Айгуль кошек терпеть не могла и за сестрой особой приязни к домашним животным не замечала. В детстве обе просили собаку, обе получили от родителей обещание – мол, в коттедж переедем, вот там и заведем. Обе слишком быстро переросли детские желания и сбежали из коттеджа. Гульшат, помнится, собаководов и любительниц кошек всячески вышучивала, а отделы товаров для животных называла исключительно «Бешеные бабки» – не в честь цен, а в честь традиционных покупателей. Да и товары были идиотскими – не корма или там шампуни от блох, а комбинезончики и поводки со стразами. Внезапная готовность Гульшат влиться в бешеный отряд настораживала. С другой стороны, говорят, это хорошая психотерапия. Ладно, потом разберемся, подумала Айгуль, примерно то же самое предложила мелкой, напомнила, что надо быть готовой к семи, и снова нырнула в отчет.

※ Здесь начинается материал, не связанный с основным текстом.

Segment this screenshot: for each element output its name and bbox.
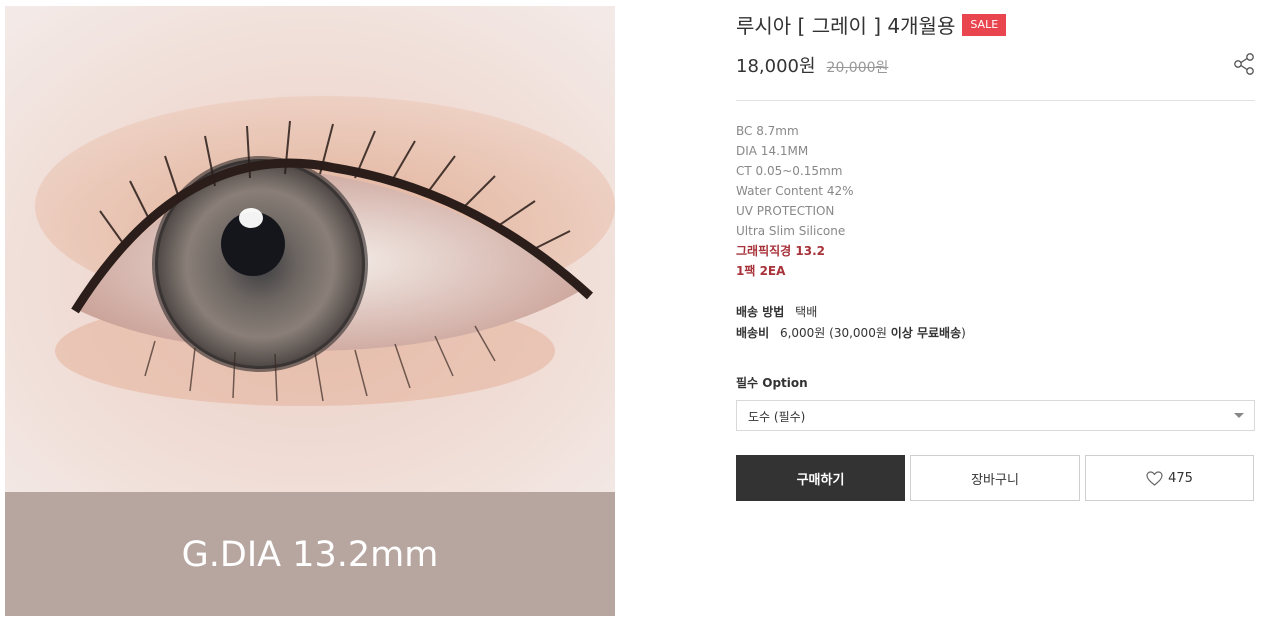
like-count: 475: [1168, 470, 1193, 486]
cart-button-label: 장바구니: [971, 472, 1019, 488]
spec-material: Ultra Slim Silicone: [736, 224, 846, 238]
spec-bc: BC 8.7mm: [736, 124, 799, 138]
product-title: 루시아 [ 그레이 ] 4개월용: [736, 14, 956, 38]
shipping-method-row: 배송 방법 택배: [736, 302, 966, 323]
sale-badge: SALE: [962, 13, 1007, 36]
option-select[interactable]: 도수 (필수): [736, 400, 1255, 431]
like-button[interactable]: 475: [1085, 455, 1254, 501]
shipping-fee-label: 배송비: [736, 326, 770, 340]
spec-water-content: Water Content 42%: [736, 184, 854, 198]
sale-price: 18,000원: [736, 56, 816, 77]
buy-button-label: 구매하기: [796, 472, 845, 488]
share-icon[interactable]: [1233, 52, 1255, 76]
spec-pack-count: 1팩 2EA: [736, 264, 786, 278]
spec-uv: UV PROTECTION: [736, 204, 835, 218]
caption-band: G.DIA 13.2mm: [5, 492, 615, 616]
spec-dia: DIA 14.1MM: [736, 144, 809, 158]
shipping-method-value: 택배: [795, 305, 818, 319]
divider: [736, 100, 1255, 101]
shipping-fee-row: 배송비 6,000원 (30,000원 이상 무료배송): [736, 323, 966, 344]
chevron-down-icon: [1234, 413, 1244, 418]
spec-list: BC 8.7mm DIA 14.1MM CT 0.05~0.15mm Water…: [736, 121, 854, 281]
option-label: 필수 Option: [736, 376, 808, 390]
spec-ct: CT 0.05~0.15mm: [736, 164, 843, 178]
eye-photo: [5, 6, 615, 496]
shipping-info: 배송 방법 택배 배송비 6,000원 (30,000원 이상 무료배송): [736, 302, 966, 344]
heart-icon: [1146, 470, 1163, 486]
shipping-free-condition: 이상 무료배송: [890, 326, 962, 340]
buy-button[interactable]: 구매하기: [736, 455, 905, 501]
option-selected-value: 도수 (필수): [748, 410, 806, 424]
product-image: G.DIA 13.2mm: [5, 6, 615, 616]
original-price: 20,000원: [826, 60, 889, 76]
title-row: 루시아 [ 그레이 ] 4개월용 SALE: [736, 10, 1007, 39]
add-to-cart-button[interactable]: 장바구니: [910, 455, 1080, 501]
spec-graphic-diameter: 그래픽직경 13.2: [736, 244, 825, 258]
gdia-caption: G.DIA 13.2mm: [181, 535, 439, 575]
shipping-method-label: 배송 방법: [736, 305, 785, 319]
shipping-fee-close: ): [961, 326, 966, 340]
price-row: 18,000원 20,000원: [736, 52, 888, 78]
action-buttons: 구매하기 장바구니 475: [736, 455, 1255, 501]
shipping-fee-value: 6,000원 (30,000원: [779, 326, 887, 340]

К семи она не успела. Всплыли два неучтенных договора, Макс-придурок удружил, как обычно – спасибо хоть вспомнил, – и пришлось переделывать кучу вылизанной уже документации. У подъезда сестры Айгуль затормозила в двадцать минут восьмого. На звонок и стук никто не откликнулся. Так уже бывало. Айгуль открыла дверь своим ключом – и обнаружила, что Гульшат дома нет. А вот такого еще не было, по крайней мере, с осени. Впрочем, не было и никаких страшных следов: чисто и не душно, вещи в порядке, посуда вымыта, постель заправлена, прощальных записок не видать. Айгуль еще раз огляделась, вытащила телефон, подумала, захлопнула дверь и спустилась к консьежке.
Консьержка была глуповатой и болтливой, поэтому Айгуль предпочитала проскакивать мимо нее быстро и боком. Тетка к этому привыкла – и теперь, когда дичь сама вышла на огневой рубеж, открытая и с вопросами, консьержка расплылась, растеклась и затопила словами, проложенными частым козьим смехом.
Ушла-ушла, вот только что, такая вся бледная, давно ей надо было на улицу-то, а то сидит, как совушка, да я понимаю, как не понять, такое пережить, беда-то какая, девочка одна, кроме тебя никто не ходит, и соседей почти что нет, я и сама тут сижу, будто в одиночке, да сантехники шнырь, шнырь туда-обратно, и все разные, вот забава у людей, зимой водопровод менять, но и то развлечение, заместо тараканов – тут ведь ни единой твари весь день на весь подъезд, хоть оглохни.